The best model describing the variability in childhood-onset SMA phenotype revealed the joint effect of two (SMN2 and SERF1A) out of three above-mentioned 5q13.2 genes showing individually significant correlation. Major effect of the increased SMN2 copy number is an expected scenario since it produces 10% of the functional SMN protein.13 The SMN2 gene is a target for promising antisense oligonucleotide-based therapy, directed to increasing SMN2 exon 7 inclusion and restoring the functional SMN protein.30 This therapy approach mediates partial phenotypic rescue in both mild and severe SMA mice models.30, 31 It is still unclear how the functional loss of SERF1A may enhance the SMA phenotype. SERF1A is a general regulator of protein aggregation, but it is unknown whether the protein misfolding has a role in SMA pathogenesis.17 It is also not known whether the functional loss of SERF1A gene may be partially compensated by its 5q13.2 centromeric paralog SERF1B.

An observed rate of SMN1 gene de novo mutations (~2%) in our study is similar to previous data32, 33 and may explain a high carrier frequency in the general population. However, germline mosaicism in the carriers without an identifiable mutation should be considered.34 In situations where a mutation is not seen in parents’ biological samples, paternal/maternal DNA test is useful for confirming the carrier status.

About 2–9% of carriers have two SMN1 copies on the same chromosome and none on the other (2/0 genotype).35 Therefore, any kind of SMN1 dosage analysis cannot differentiate between these carriers and individuals carrying two SMN1 copies, each on one chromosome (1/1 genotype). Only with segregation analysis we were able to distinguish three (2.46%) 2/0 carriers from carriers with a de novo mutation. If this scenario is encountered, then parents of a person suspected to be a 2/0 carrier should be included in the analysis, since usually one of them will possess one SMN1 copy (1/0 genotype), while the other will show three SMN1 copies at least (2/1 genotype).35

Conclusion

SMN2 and SERF1A show a joint effect in modifying childhood-onset SMA phenotype. Results of this study put the focus on the nature of 5q13.2 genomic rearrangements as a major determinant of their modyfing effects. Type I patients most frequently carry SMN1 homozygous deletion, no SERF1A copies and either one or two SMN2 copies. Type II and type III patients mainly posses SMN1 converted to SMN2 with at least one SERF1A copy, and the total number of SMN2 copies gradually increasing toward milder types.

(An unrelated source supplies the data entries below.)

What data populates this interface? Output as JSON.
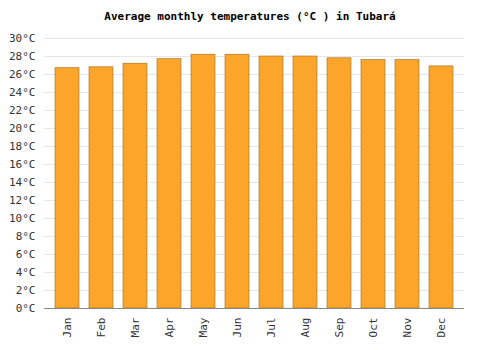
{
  "chart_data": {
    "type": "bar",
    "title": "Average monthly temperatures (°C ) in Tubará",
    "categories": [
      "Jan",
      "Feb",
      "Mar",
      "Apr",
      "May",
      "Jun",
      "Jul",
      "Aug",
      "Sep",
      "Oct",
      "Nov",
      "Dec"
    ],
    "values": [
      26.7,
      26.8,
      27.2,
      27.7,
      28.2,
      28.2,
      28.0,
      28.0,
      27.8,
      27.6,
      27.6,
      26.9
    ],
    "color": "#fba52a",
    "ylim": [
      0,
      30
    ],
    "yticks": [
      {
        "value": 0,
        "label": "0°C"
      },
      {
        "value": 2,
        "label": "2°C"
      },
      {
        "value": 4,
        "label": "4°C"
      },
      {
        "value": 6,
        "label": "6°C"
      },
      {
        "value": 8,
        "label": "8°C"
      },
      {
        "value": 10,
        "label": "10°C"
      },
      {
        "value": 12,
        "label": "12°C"
      },
      {
        "value": 14,
        "label": "14°C"
      },
      {
        "value": 16,
        "label": "16°C"
      },
      {
        "value": 18,
        "label": "18°C"
      },
      {
        "value": 20,
        "label": "20°C"
      },
      {
        "value": 22,
        "label": "22°C"
      },
      {
        "value": 24,
        "label": "24°C"
      },
      {
        "value": 26,
        "label": "26°C"
      },
      {
        "value": 28,
        "label": "28°C"
      },
      {
        "value": 30,
        "label": "30°C"
      }
    ],
    "grid": true
  }
}
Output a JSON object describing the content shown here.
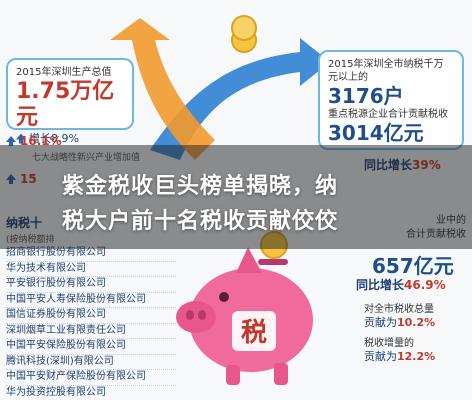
{
  "colors": {
    "accent_blue": "#1f4e8c",
    "accent_red": "#c0392b",
    "pig_pink": "#f06b9c",
    "arrow_blue": "#2f7fd1",
    "arrow_orange": "#f29a2e"
  },
  "left_box": {
    "label": "2015年深圳生产总值",
    "value": "1.75万亿元",
    "growth_icon": "up-arrow-icon",
    "growth": "增长8.9%"
  },
  "left_pcts": [
    {
      "value": "16.1%",
      "note": "七大战略性新兴产业增加值"
    },
    {
      "value": "15",
      "note": ""
    }
  ],
  "left_list": {
    "title": "纳税十",
    "subtitle": "(按纳税额排",
    "companies": [
      "招商银行股份有限公司",
      "华为技术有限公司",
      "平安银行股份有限公司",
      "中国平安人寿保险股份有限公司",
      "国信证券股份有限公司",
      "深圳烟草工业有限责任公司",
      "中国平安保险股份有限公司",
      "腾讯科技(深圳)有限公司",
      "中国平安财产保险股份有限公司",
      "华为投资控股有限公司"
    ]
  },
  "right_box": {
    "line1": "2015年深圳全市纳税千万",
    "line2": "元以上的",
    "households": "3176户",
    "line3": "重点税源企业合计贡献税收",
    "amount": "3014亿元"
  },
  "right_stats": {
    "growth1_label": "同比增长",
    "growth1_value": "39%",
    "mid_text_1": "业中的",
    "mid_text_2": "合计贡献税收",
    "amount": "657亿元",
    "growth2_label": "同比增长",
    "growth2_value": "46.9%",
    "share_label": "对全市税收总量",
    "share_prefix": "贡献",
    "share_suffix": "为",
    "share_value": "10.2%",
    "incr_label": "税收增量的",
    "incr_prefix": "贡献",
    "incr_suffix": "为",
    "incr_value": "12.2%"
  },
  "piggy": {
    "stamp": "税"
  },
  "banner": {
    "line1": "紫金税收巨头榜单揭晓，纳",
    "line2": "税大户前十名税收贡献佼佼"
  }
}
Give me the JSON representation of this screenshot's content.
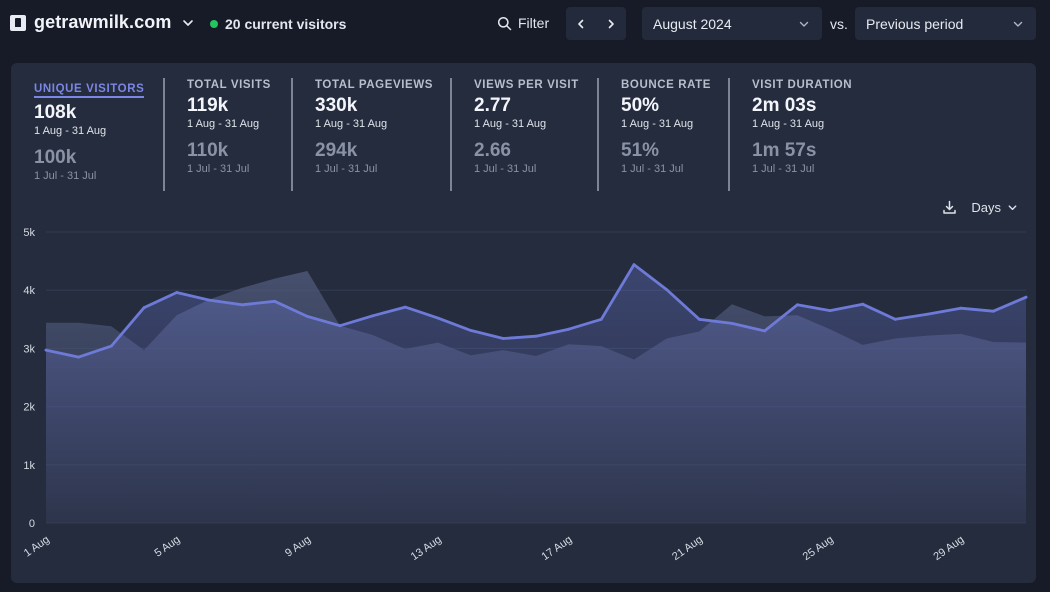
{
  "header": {
    "site_name": "getrawmilk.com",
    "current_visitors": "20 current visitors",
    "filter_label": "Filter",
    "period": "August 2024",
    "vs_label": "vs.",
    "compare_period": "Previous period"
  },
  "metrics": [
    {
      "label": "Unique visitors",
      "value": "108k",
      "range": "1 Aug - 31 Aug",
      "prev_value": "100k",
      "prev_range": "1 Jul - 31 Jul",
      "active": true
    },
    {
      "label": "Total visits",
      "value": "119k",
      "range": "1 Aug - 31 Aug",
      "prev_value": "110k",
      "prev_range": "1 Jul - 31 Jul"
    },
    {
      "label": "Total pageviews",
      "value": "330k",
      "range": "1 Aug - 31 Aug",
      "prev_value": "294k",
      "prev_range": "1 Jul - 31 Jul"
    },
    {
      "label": "Views per visit",
      "value": "2.77",
      "range": "1 Aug - 31 Aug",
      "prev_value": "2.66",
      "prev_range": "1 Jul - 31 Jul"
    },
    {
      "label": "Bounce rate",
      "value": "50%",
      "range": "1 Aug - 31 Aug",
      "prev_value": "51%",
      "prev_range": "1 Jul - 31 Jul"
    },
    {
      "label": "Visit duration",
      "value": "2m 03s",
      "range": "1 Aug - 31 Aug",
      "prev_value": "1m 57s",
      "prev_range": "1 Jul - 31 Jul"
    }
  ],
  "chart_tools": {
    "interval": "Days"
  },
  "colors": {
    "accent": "#6e7ad8",
    "live": "#22c55e",
    "background": "#161b27",
    "panel": "#242c3d"
  },
  "chart_data": {
    "type": "line",
    "y_ticks": [
      "0",
      "1k",
      "2k",
      "3k",
      "4k",
      "5k"
    ],
    "ylim": [
      0,
      5000
    ],
    "x_ticks": [
      "1 Aug",
      "5 Aug",
      "9 Aug",
      "13 Aug",
      "17 Aug",
      "21 Aug",
      "25 Aug",
      "29 Aug"
    ],
    "x": [
      "1 Aug",
      "2 Aug",
      "3 Aug",
      "4 Aug",
      "5 Aug",
      "6 Aug",
      "7 Aug",
      "8 Aug",
      "9 Aug",
      "10 Aug",
      "11 Aug",
      "12 Aug",
      "13 Aug",
      "14 Aug",
      "15 Aug",
      "16 Aug",
      "17 Aug",
      "18 Aug",
      "19 Aug",
      "20 Aug",
      "21 Aug",
      "22 Aug",
      "23 Aug",
      "24 Aug",
      "25 Aug",
      "26 Aug",
      "27 Aug",
      "28 Aug",
      "29 Aug",
      "30 Aug",
      "31 Aug"
    ],
    "series": [
      {
        "values": [
          2970,
          2850,
          3040,
          3700,
          3960,
          3830,
          3750,
          3810,
          3550,
          3390,
          3560,
          3710,
          3520,
          3310,
          3170,
          3210,
          3330,
          3500,
          4440,
          4010,
          3500,
          3430,
          3300,
          3750,
          3650,
          3760,
          3500,
          3590,
          3690,
          3640,
          3880
        ]
      },
      {
        "values": [
          3440,
          3440,
          3380,
          2970,
          3570,
          3840,
          4040,
          4200,
          4330,
          3390,
          3230,
          2990,
          3100,
          2880,
          2970,
          2870,
          3070,
          3040,
          2810,
          3170,
          3290,
          3760,
          3550,
          3570,
          3330,
          3060,
          3170,
          3220,
          3250,
          3110,
          3100
        ]
      }
    ],
    "grid": true
  }
}
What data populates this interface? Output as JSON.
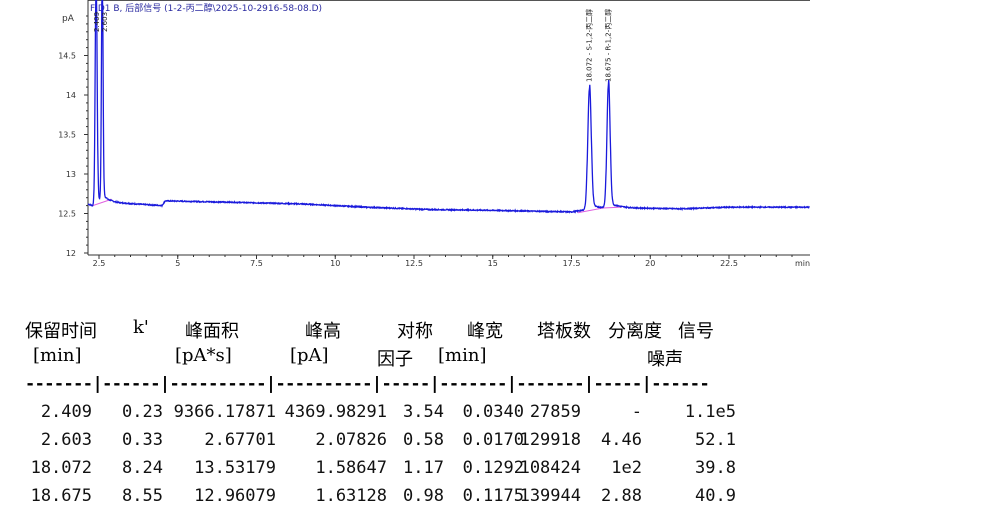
{
  "chart_data": {
    "type": "line",
    "title": "FID1 B, 后部信号 (1-2-丙二醇\\2025-10-2916-58-08.D)",
    "ylabel": "pA",
    "xlabel": "min",
    "xlim": [
      2.15,
      25.07
    ],
    "ylim": [
      12,
      15.1
    ],
    "x_ticks": [
      "2.5",
      "5",
      "7.5",
      "10",
      "12.5",
      "15",
      "17.5",
      "20",
      "22.5"
    ],
    "y_ticks": [
      "12",
      "12.5",
      "13",
      "13.5",
      "14",
      "14.5"
    ],
    "grid": false,
    "colors": {
      "signal": "#1a1adc",
      "baseline": "#e060e0",
      "axis": "#333333",
      "title": "#2a2aa0"
    },
    "baseline_points": [
      [
        2.15,
        12.62
      ],
      [
        2.3,
        12.6
      ],
      [
        2.9,
        12.64
      ],
      [
        4.5,
        12.6
      ],
      [
        4.6,
        12.66
      ],
      [
        7,
        12.64
      ],
      [
        9,
        12.62
      ],
      [
        11,
        12.58
      ],
      [
        13,
        12.55
      ],
      [
        15,
        12.54
      ],
      [
        17.5,
        12.52
      ],
      [
        18,
        12.55
      ],
      [
        19,
        12.57
      ],
      [
        21,
        12.56
      ],
      [
        22.5,
        12.58
      ],
      [
        25.07,
        12.58
      ]
    ],
    "peaks": [
      {
        "rt": 2.409,
        "height": 15.5,
        "width": 0.03,
        "label": "2.409"
      },
      {
        "rt": 2.603,
        "height": 15.5,
        "width": 0.025,
        "label": "2.603"
      },
      {
        "rt": 18.072,
        "height": 14.08,
        "width": 0.055,
        "label": "18.072 - S-1,2-丙二醇"
      },
      {
        "rt": 18.675,
        "height": 14.13,
        "width": 0.05,
        "label": "18.675 - R-1,2-丙二醇"
      }
    ]
  },
  "table": {
    "headers1": [
      "保留时间",
      "k'",
      "峰面积",
      "峰高",
      "对称",
      "峰宽",
      "塔板数",
      "分离度",
      "信号"
    ],
    "headers2": [
      "[min]",
      "[pA*s]",
      "[pA]",
      "因子",
      "[min]",
      "噪声"
    ],
    "separator": "-------|------|----------|----------|-----|-------|-------|-----|------",
    "rows": [
      [
        "2.409",
        "0.23",
        "9366.17871",
        "4369.98291",
        "3.54",
        "0.0340",
        "27859",
        "-",
        "1.1e5"
      ],
      [
        "2.603",
        "0.33",
        "2.67701",
        "2.07826",
        "0.58",
        "0.0170",
        "129918",
        "4.46",
        "52.1"
      ],
      [
        "18.072",
        "8.24",
        "13.53179",
        "1.58647",
        "1.17",
        "0.1292",
        "108424",
        "1e2",
        "39.8"
      ],
      [
        "18.675",
        "8.55",
        "12.96079",
        "1.63128",
        "0.98",
        "0.1175",
        "139944",
        "2.88",
        "40.9"
      ]
    ]
  }
}
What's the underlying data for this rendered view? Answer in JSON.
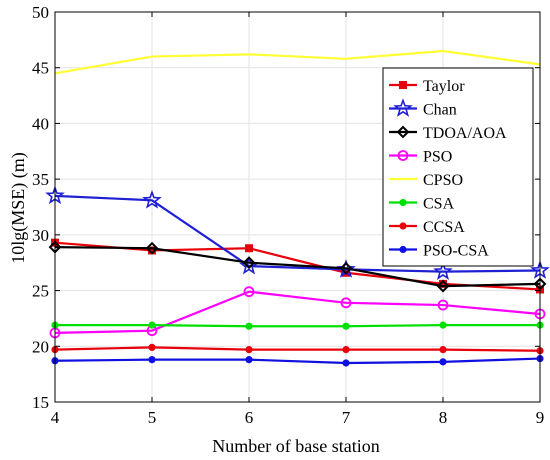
{
  "chart_data": {
    "type": "line",
    "xlabel": "Number of base station",
    "ylabel": "10lg(MSE) (m)",
    "x": [
      4,
      5,
      6,
      7,
      8,
      9
    ],
    "xlim": [
      4,
      9
    ],
    "ylim": [
      15,
      50
    ],
    "xticks": [
      "4",
      "5",
      "6",
      "7",
      "8",
      "9"
    ],
    "yticks": [
      "15",
      "20",
      "25",
      "30",
      "35",
      "40",
      "45",
      "50"
    ],
    "grid": true,
    "legend_position": "top-right",
    "series": [
      {
        "name": "Taylor",
        "color": "#e8000b",
        "marker": "square",
        "values": [
          29.3,
          28.6,
          28.8,
          26.6,
          25.6,
          25.1
        ]
      },
      {
        "name": "Chan",
        "color": "#1f1fd4",
        "marker": "star",
        "values": [
          33.5,
          33.1,
          27.2,
          26.9,
          26.7,
          26.8
        ]
      },
      {
        "name": "TDOA/AOA",
        "color": "#000000",
        "marker": "diamond",
        "values": [
          28.9,
          28.8,
          27.5,
          27.0,
          25.4,
          25.6
        ]
      },
      {
        "name": "PSO",
        "color": "#ff00ff",
        "marker": "circle-open",
        "values": [
          21.2,
          21.4,
          24.9,
          23.9,
          23.7,
          22.9
        ]
      },
      {
        "name": "CPSO",
        "color": "#ffff33",
        "marker": "none",
        "values": [
          44.5,
          46.0,
          46.2,
          45.8,
          46.5,
          45.3
        ]
      },
      {
        "name": "CSA",
        "color": "#00e000",
        "marker": "dot",
        "values": [
          21.9,
          21.9,
          21.8,
          21.8,
          21.9,
          21.9
        ]
      },
      {
        "name": "CCSA",
        "color": "#e8000b",
        "marker": "dot",
        "values": [
          19.7,
          19.9,
          19.7,
          19.7,
          19.7,
          19.6
        ]
      },
      {
        "name": "PSO-CSA",
        "color": "#1010e0",
        "marker": "dot",
        "values": [
          18.7,
          18.8,
          18.8,
          18.5,
          18.6,
          18.9
        ]
      }
    ]
  }
}
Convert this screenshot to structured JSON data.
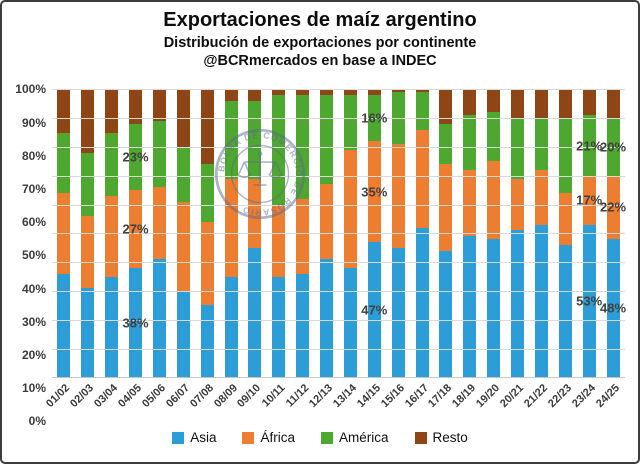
{
  "header": {
    "title": "Exportaciones de maíz argentino",
    "subtitle": "Distribución de exportaciones por continente",
    "credit": "@BCRmercados en base a INDEC"
  },
  "watermark": {
    "text": "BOLSA DE COMERCIO DE ROSARIO",
    "icon": "scales-of-justice-icon",
    "color": "#5c6b8f"
  },
  "colors": {
    "asia": "#2d9dd8",
    "africa": "#ed7d31",
    "america": "#4ea72e",
    "resto": "#8e4617",
    "gridline": "#d9d9d9",
    "axis_text": "#3b3b3b"
  },
  "legend": [
    {
      "label": "Asia",
      "color": "#2d9dd8"
    },
    {
      "label": "África",
      "color": "#ed7d31"
    },
    {
      "label": "América",
      "color": "#4ea72e"
    },
    {
      "label": "Resto",
      "color": "#8e4617"
    }
  ],
  "chart_data": {
    "type": "bar",
    "stacked": true,
    "units": "percent",
    "title": "Exportaciones de maíz argentino",
    "xlabel": "",
    "ylabel": "",
    "ylim": [
      0,
      100
    ],
    "y_ticks": [
      "100%",
      "90%",
      "80%",
      "70%",
      "60%",
      "50%",
      "40%",
      "30%",
      "20%",
      "10%",
      "0%"
    ],
    "grid": "horizontal",
    "legend_position": "bottom",
    "categories": [
      "01/02",
      "02/03",
      "03/04",
      "04/05",
      "05/06",
      "06/07",
      "07/08",
      "08/09",
      "09/10",
      "10/11",
      "11/12",
      "12/13",
      "13/14",
      "14/15",
      "15/16",
      "16/17",
      "17/18",
      "18/19",
      "19/20",
      "20/21",
      "21/22",
      "22/23",
      "23/24",
      "24/25"
    ],
    "series": [
      {
        "name": "Asia",
        "color": "#2d9dd8",
        "values": [
          36,
          31,
          35,
          38,
          41,
          30,
          25,
          35,
          45,
          35,
          36,
          41,
          38,
          47,
          45,
          52,
          44,
          49,
          48,
          51,
          53,
          46,
          53,
          48
        ]
      },
      {
        "name": "África",
        "color": "#ed7d31",
        "values": [
          28,
          25,
          28,
          27,
          25,
          31,
          29,
          34,
          24,
          25,
          26,
          26,
          41,
          35,
          36,
          34,
          30,
          23,
          27,
          18,
          19,
          18,
          17,
          22
        ]
      },
      {
        "name": "América",
        "color": "#4ea72e",
        "values": [
          21,
          22,
          22,
          23,
          23,
          19,
          20,
          27,
          27,
          38,
          36,
          31,
          19,
          16,
          18,
          13,
          14,
          19,
          17,
          21,
          18,
          26,
          21,
          20
        ]
      },
      {
        "name": "Resto",
        "color": "#8e4617",
        "values": [
          15,
          22,
          15,
          12,
          11,
          20,
          26,
          4,
          4,
          2,
          2,
          2,
          2,
          2,
          1,
          1,
          12,
          9,
          8,
          10,
          10,
          10,
          9,
          10
        ]
      }
    ],
    "annotations": [
      {
        "text": "23%",
        "category": "04/05",
        "series": "América"
      },
      {
        "text": "27%",
        "category": "04/05",
        "series": "África"
      },
      {
        "text": "38%",
        "category": "04/05",
        "series": "Asia"
      },
      {
        "text": "16%",
        "category": "14/15",
        "series": "América"
      },
      {
        "text": "35%",
        "category": "14/15",
        "series": "África"
      },
      {
        "text": "47%",
        "category": "14/15",
        "series": "Asia"
      },
      {
        "text": "21%",
        "category": "23/24",
        "series": "América"
      },
      {
        "text": "20%",
        "category": "24/25",
        "series": "América"
      },
      {
        "text": "17%",
        "category": "23/24",
        "series": "África"
      },
      {
        "text": "22%",
        "category": "24/25",
        "series": "África"
      },
      {
        "text": "53%",
        "category": "23/24",
        "series": "Asia"
      },
      {
        "text": "48%",
        "category": "24/25",
        "series": "Asia"
      }
    ]
  }
}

These data emphasize the significance of MLPA dosage analyses of the SMN2 and SERF1A genes, but it cannot be used to accurately determine early-onset SMA severity due to the existence of other disease modifiers. Dosage analyses of the SMN1 gene in both proband and their parents is necessary to detect 2/0 carriers and differentiate them from carriers of de novo mutation.